Co‑founders Nadia Mavrakis and Nader Mehdawi have led Culturingua through a series of intentional shifts—from its founding as a small language and culture nonprofit in 2018 to its role today as a community and economic development organization. Both transitioned into nonprofit leadership after working in Fortune 500 corporations. From the beginning, they have treated Culturingua as a living strategy that must evolve alongside the community and its context. 

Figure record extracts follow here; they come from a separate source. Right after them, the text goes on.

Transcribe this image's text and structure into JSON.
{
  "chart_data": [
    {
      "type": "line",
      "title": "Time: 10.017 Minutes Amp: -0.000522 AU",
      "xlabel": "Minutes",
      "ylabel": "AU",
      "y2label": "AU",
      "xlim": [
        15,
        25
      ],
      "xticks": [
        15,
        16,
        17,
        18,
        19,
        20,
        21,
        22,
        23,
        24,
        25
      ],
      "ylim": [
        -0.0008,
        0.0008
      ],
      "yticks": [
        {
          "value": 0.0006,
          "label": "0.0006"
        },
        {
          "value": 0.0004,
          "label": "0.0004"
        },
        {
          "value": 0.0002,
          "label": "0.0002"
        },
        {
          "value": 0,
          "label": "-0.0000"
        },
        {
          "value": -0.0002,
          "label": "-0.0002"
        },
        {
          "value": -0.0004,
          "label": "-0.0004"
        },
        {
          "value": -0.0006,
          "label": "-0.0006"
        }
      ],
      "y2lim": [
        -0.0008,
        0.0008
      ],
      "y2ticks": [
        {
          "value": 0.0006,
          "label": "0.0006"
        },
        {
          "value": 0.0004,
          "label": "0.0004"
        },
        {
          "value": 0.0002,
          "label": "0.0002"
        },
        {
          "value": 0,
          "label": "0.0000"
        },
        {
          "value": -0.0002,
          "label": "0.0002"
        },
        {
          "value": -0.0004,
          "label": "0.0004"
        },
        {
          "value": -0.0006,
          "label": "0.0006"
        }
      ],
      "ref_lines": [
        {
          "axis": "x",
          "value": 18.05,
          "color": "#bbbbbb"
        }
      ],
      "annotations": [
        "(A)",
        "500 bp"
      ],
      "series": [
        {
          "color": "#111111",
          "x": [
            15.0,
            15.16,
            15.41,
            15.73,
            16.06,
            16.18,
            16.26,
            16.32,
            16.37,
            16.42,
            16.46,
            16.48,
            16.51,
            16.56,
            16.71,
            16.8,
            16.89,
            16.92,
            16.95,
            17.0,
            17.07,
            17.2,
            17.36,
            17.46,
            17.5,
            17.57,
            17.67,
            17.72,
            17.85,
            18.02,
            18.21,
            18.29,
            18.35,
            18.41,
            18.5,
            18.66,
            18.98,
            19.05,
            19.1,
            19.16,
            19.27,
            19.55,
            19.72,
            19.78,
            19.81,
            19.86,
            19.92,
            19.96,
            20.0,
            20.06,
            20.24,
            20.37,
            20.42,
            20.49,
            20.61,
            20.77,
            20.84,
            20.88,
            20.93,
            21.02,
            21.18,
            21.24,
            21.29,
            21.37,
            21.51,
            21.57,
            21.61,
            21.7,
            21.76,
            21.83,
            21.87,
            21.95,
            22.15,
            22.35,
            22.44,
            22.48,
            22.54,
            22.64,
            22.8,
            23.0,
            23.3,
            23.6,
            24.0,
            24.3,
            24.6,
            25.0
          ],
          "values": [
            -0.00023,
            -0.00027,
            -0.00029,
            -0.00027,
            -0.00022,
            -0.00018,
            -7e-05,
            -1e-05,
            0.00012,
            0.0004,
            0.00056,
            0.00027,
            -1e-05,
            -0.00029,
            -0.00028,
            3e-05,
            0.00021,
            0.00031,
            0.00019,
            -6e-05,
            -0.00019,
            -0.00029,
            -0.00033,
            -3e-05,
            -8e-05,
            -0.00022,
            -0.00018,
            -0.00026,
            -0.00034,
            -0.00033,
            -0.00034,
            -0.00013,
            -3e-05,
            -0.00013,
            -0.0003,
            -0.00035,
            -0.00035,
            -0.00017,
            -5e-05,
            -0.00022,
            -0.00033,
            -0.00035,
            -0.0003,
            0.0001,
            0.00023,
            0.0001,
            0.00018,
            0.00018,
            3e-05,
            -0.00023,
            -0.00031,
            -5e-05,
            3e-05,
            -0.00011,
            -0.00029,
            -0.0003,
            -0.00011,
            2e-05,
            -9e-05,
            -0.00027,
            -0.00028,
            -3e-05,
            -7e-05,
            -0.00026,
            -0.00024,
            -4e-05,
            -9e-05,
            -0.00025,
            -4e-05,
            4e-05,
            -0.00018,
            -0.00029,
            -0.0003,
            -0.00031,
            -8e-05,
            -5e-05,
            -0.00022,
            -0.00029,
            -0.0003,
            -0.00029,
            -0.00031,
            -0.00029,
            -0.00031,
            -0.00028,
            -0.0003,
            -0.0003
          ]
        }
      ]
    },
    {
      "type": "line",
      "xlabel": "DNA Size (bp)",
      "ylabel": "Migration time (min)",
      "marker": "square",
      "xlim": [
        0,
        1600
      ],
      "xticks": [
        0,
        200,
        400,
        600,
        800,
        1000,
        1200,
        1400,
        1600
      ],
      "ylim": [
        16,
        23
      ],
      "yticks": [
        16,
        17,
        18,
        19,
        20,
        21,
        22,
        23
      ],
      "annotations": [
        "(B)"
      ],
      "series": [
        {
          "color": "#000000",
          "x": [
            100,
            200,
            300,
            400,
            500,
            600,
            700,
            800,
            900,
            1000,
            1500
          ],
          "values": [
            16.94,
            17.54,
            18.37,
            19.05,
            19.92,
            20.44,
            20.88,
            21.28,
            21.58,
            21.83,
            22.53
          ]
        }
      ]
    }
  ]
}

Two people stand side by side at a desk with a map, in front of a wall sign that reads
  • Strategic Evolution: Culturingua’s evolution has been driven by its leaders’  willingness to refine their focus to meet community needs. The COVID-19 pandemic was a forcing event that spurred greater focus on economic development. In response, they revisited their strategic plan, clarified their value proposition, and doubled down on an asset‑based model that starts with participants’ existing skills and networks.  
  • Intentional Framing: Mavrakis and Mehdawi have recognized the benefits of adopting inclusive, place-based framing for their work; by centering the Silk Road District and focusing on neighborhood development, they have built champions across racial and ethnic groups. As the political climate has become more divisive in recent years, these narrative choices have allowed them to protect vulnerable community members, sustain hard‑won gains, and continue growing the organization’s impact in challenging times. 
  • Ecosystem Lens: Describing their strategic focus, Mehdawi shared, “We try to be strategic in what programs we deliver. We don’t want to be just another nonprofit…We want to complete the ecosystem that already exists in San Antonio.” And Mavrakis underscored, “If you see something that can be transformational for your community, even if it takes a long time, even if there are bumps along the way, don’t give up on that.” 

Takeaways

Culturingua’s story illustrates what becomes possible when community leaders pair deep local trust with strategic adaptation and neighborhood-level systems change. Their journey offers concrete lessons for JFF and the broader field: 

  • Start with place, not programs: Ground strategies in a community’s histories, assets, and geographies, using placemaking to build shared identity and belonging rather than layering generic initiatives onto a neighborhood. 
  • Design from community assets and constraints: Build pathways that leverage participants’ existing skills while aligning with cultural, religious, and financial realities—for example, pairing entrepreneurship training with interest-free capital or collective models of ownership. 
  • Invest in relationships and narrative strategy: Cultivate long-term, trust-based partnerships with local government and intermediaries and be intentional about public messaging so that it both advances impact and protects vulnerable communities—mirroring broader themes shared across the RISE network around ecosystem-building, narrative change, and resilient, community-led models of immigrant economic mobility. 

In a moment when polarization and economic uncertainty are reshaping local institutions across the country, Culturingua’s example shows how community-based organizations can anchor a shared sense of place while building asset-based pathways to economic advancement.